The party finished just one per cent ahead of the Tories.
 

The party finished just one per cent ahead of the Tories.
Ed Miliband speaks at the Scottish Labour conference on March 21, 2014 in Perth. Photograph: Getty Images.

Owing to its strong performance in London (where the result was interminably delayed due to Tower Hamlets), Labour has narrowly beaten the Tories into second place in the European elections - polling 25 per cent to the Conservatives' 24 per cent - a dismal result.  It was bad enough to become the first main opposition party not to win the contest since 1984, but it's even worse for it to barely avoid third (although I warned of the danger two weeks ago). The Tories may have finished third in a national election for the first time in their history but they will be delighted to have run the opposition so close.

Here's the final result:

Ukip 27.5 per cent - 24 seats (up 11)

Labour 25.4 per cent - 20 seats (up 7)

Conservative 24.0 per cent - 19 seats (down 7)

Green Party 7.9 per cent - 3 seats (up 1)

Lib Dems 6.9 per cent - 1 seat (down 10)

SNP 2 seats (N/C)

Plaid Cymru 1 seat (N/C)

Labour sources are emphasising that the election tends to favour eurosceptic parties but expect plenty in the shadow cabinet to reply that it should have expressed more scepticism.
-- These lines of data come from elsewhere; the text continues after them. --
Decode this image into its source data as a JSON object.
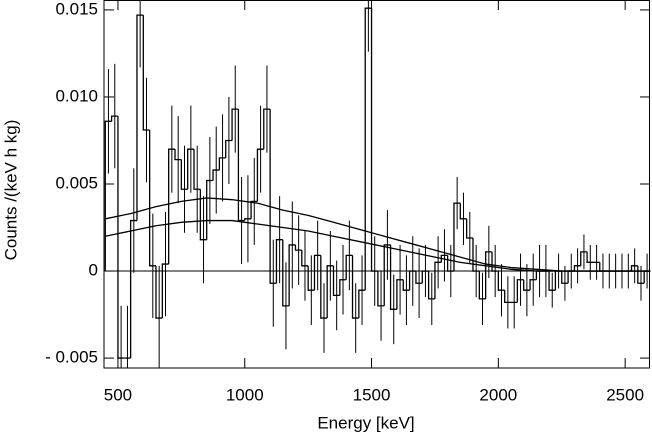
{
  "chart_data": {
    "type": "histogram",
    "xlabel": "Energy [keV]",
    "ylabel": "Counts /(keV h kg)",
    "bins": [
      450,
      475,
      500,
      525,
      550,
      575,
      600,
      625,
      650,
      675,
      700,
      725,
      750,
      775,
      800,
      825,
      850,
      875,
      900,
      925,
      950,
      975,
      1000,
      1025,
      1050,
      1075,
      1100,
      1125,
      1150,
      1175,
      1200,
      1225,
      1250,
      1275,
      1300,
      1325,
      1350,
      1375,
      1400,
      1425,
      1450,
      1475,
      1500,
      1525,
      1550,
      1575,
      1600,
      1625,
      1650,
      1675,
      1700,
      1725,
      1750,
      1775,
      1800,
      1825,
      1850,
      1875,
      1900,
      1925,
      1950,
      1975,
      2000,
      2025,
      2050,
      2075,
      2100,
      2125,
      2150,
      2175,
      2200,
      2225,
      2250,
      2275,
      2300,
      2325,
      2350,
      2375,
      2400,
      2425,
      2450,
      2475,
      2500,
      2525,
      2550,
      2575,
      2600
    ],
    "values": [
      0.0086,
      0.0089,
      -0.005,
      -0.005,
      0.0029,
      0.0147,
      0.0081,
      0.0003,
      -0.0027,
      0.0004,
      0.007,
      0.0064,
      0.0047,
      0.007,
      0.0047,
      0.0018,
      0.0052,
      0.0058,
      0.0065,
      0.0075,
      0.0093,
      0.0029,
      0.003,
      0.004,
      0.007,
      0.0093,
      -0.0007,
      0.0018,
      -0.002,
      0.0015,
      0.0012,
      0.0003,
      -0.0011,
      0.0009,
      -0.0027,
      0.0003,
      -0.0014,
      -0.0005,
      0.0009,
      -0.0027,
      -0.0011,
      0.0151,
      0,
      -0.002,
      0.0015,
      -0.0022,
      -0.0005,
      -0.0011,
      0,
      -0.0007,
      0,
      -0.0016,
      0.0005,
      0.0009,
      0,
      0.0039,
      0.003,
      0.0019,
      0,
      -0.0016,
      0.0011,
      0,
      -0.0011,
      -0.0018,
      -0.0018,
      -0.0005,
      -0.0011,
      -0.0005,
      0,
      0,
      -0.0011,
      0,
      -0.0007,
      0,
      0.0003,
      0.0011,
      0.0005,
      0.0005,
      0,
      0,
      0,
      0,
      0,
      0.0003,
      -0.0007,
      0
    ],
    "errors": [
      0.003,
      0.003,
      0.003,
      0.003,
      0.003,
      0.003,
      0.003,
      0.003,
      0.003,
      0.003,
      0.0025,
      0.0025,
      0.0025,
      0.0025,
      0.0025,
      0.0025,
      0.0025,
      0.0025,
      0.0025,
      0.0025,
      0.0025,
      0.0025,
      0.0025,
      0.0025,
      0.0025,
      0.0025,
      0.0025,
      0.0025,
      0.0025,
      0.0025,
      0.002,
      0.002,
      0.002,
      0.002,
      0.002,
      0.002,
      0.002,
      0.002,
      0.002,
      0.002,
      0.002,
      0.0025,
      0.002,
      0.002,
      0.002,
      0.002,
      0.002,
      0.002,
      0.002,
      0.002,
      0.0015,
      0.0015,
      0.0015,
      0.0015,
      0.0015,
      0.0015,
      0.0015,
      0.0015,
      0.0015,
      0.0015,
      0.0015,
      0.0015,
      0.0015,
      0.0015,
      0.0015,
      0.0015,
      0.0015,
      0.0015,
      0.0015,
      0.0015,
      0.001,
      0.001,
      0.001,
      0.001,
      0.001,
      0.001,
      0.001,
      0.001,
      0.001,
      0.001,
      0.001,
      0.001,
      0.001,
      0.001,
      0.001,
      0.001
    ],
    "color": "#000000",
    "series": [
      {
        "color": "#000000",
        "x": [
          450,
          550,
          650,
          750,
          850,
          950,
          1050,
          1150,
          1250,
          1350,
          1450,
          1550,
          1650,
          1750,
          1850,
          1950,
          2050,
          2150,
          2250,
          2350,
          2450,
          2550,
          2600
        ],
        "values": [
          0.003,
          0.0033,
          0.0037,
          0.004,
          0.0042,
          0.0041,
          0.0039,
          0.0035,
          0.0032,
          0.0028,
          0.0024,
          0.002,
          0.0016,
          0.0012,
          0.0008,
          0.0004,
          0.0002,
          0.0001,
          0,
          0,
          0,
          0,
          0
        ]
      },
      {
        "color": "#000000",
        "x": [
          450,
          550,
          650,
          750,
          850,
          950,
          1050,
          1150,
          1250,
          1350,
          1450,
          1550,
          1650,
          1750,
          1850,
          1950,
          2050,
          2150,
          2250,
          2350,
          2450,
          2550,
          2600
        ],
        "values": [
          0.002,
          0.0023,
          0.0026,
          0.0028,
          0.0029,
          0.0029,
          0.0027,
          0.0025,
          0.0023,
          0.002,
          0.0017,
          0.0014,
          0.0011,
          0.0008,
          0.0005,
          0.0003,
          0.0001,
          0,
          0,
          0,
          0,
          0,
          0
        ]
      }
    ],
    "xlim": [
      445,
      2598
    ],
    "ylim": [
      -0.00557,
      0.01557
    ],
    "xticks": [
      500,
      1000,
      1500,
      2000,
      2500
    ],
    "yticks": [
      {
        "value": -0.005,
        "label": "- 0.005"
      },
      0,
      0.005,
      {
        "value": 0.01,
        "label": "0.010"
      },
      0.015
    ]
  }
}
As I've previously reported, senior figures, most notably Ed Balls, were angered by Ed Miliband's failure to put the need for EU reform at the centre of the campaign. Having accepted the promise of a more sceptical stance on Europe as a quid pro quo for Miliband's refusal to guarantee an EU referendum (which a majority of shadow cabinet ministers were in favour of), they felt the Labour leader failed to follow through on his commitment by barely mentioning the issue.

The argument from the Miliband camp is that it made sense for the party to focus on the "cost-of-living" issues - housing, prices and wages - on which it polls best. But that judgement will be questioned today. The result will also bolster those, such as Balls, Yvette Cooper and Andy Burnham, who argue that the party needs to be far more vocal on immigration.
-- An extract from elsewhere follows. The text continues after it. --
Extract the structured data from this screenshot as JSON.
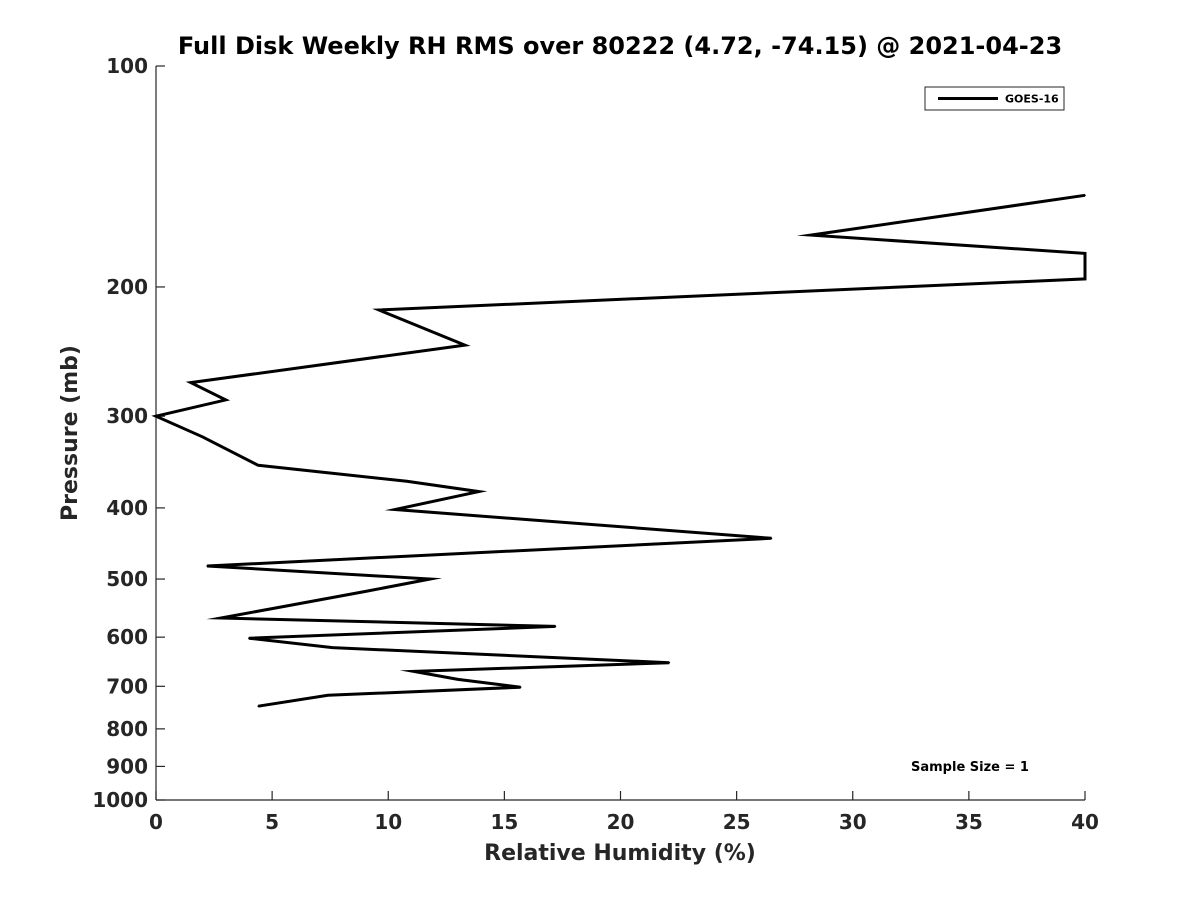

The European elections are a historically poor indicator of the general election result. In 1989, the Greens finished third with 15 per cent of the vote but won just 0.5 per cent at the national contest three years later. In 1999, William Hague's Tories triumphed but went down to a landslide defeat against Labour two years later. Ukip polled 16 per cent in 2004 and 17 per cent in 2009 yet failed to exceed three per cent in the subsequent general elections.

But Labour's defeat has deprived it of what would have been an opportunity to project Miliband as the next prime minister. With just under a year to go until the general election, the party is desperately short of the momentum it needs to be confident of victory next May.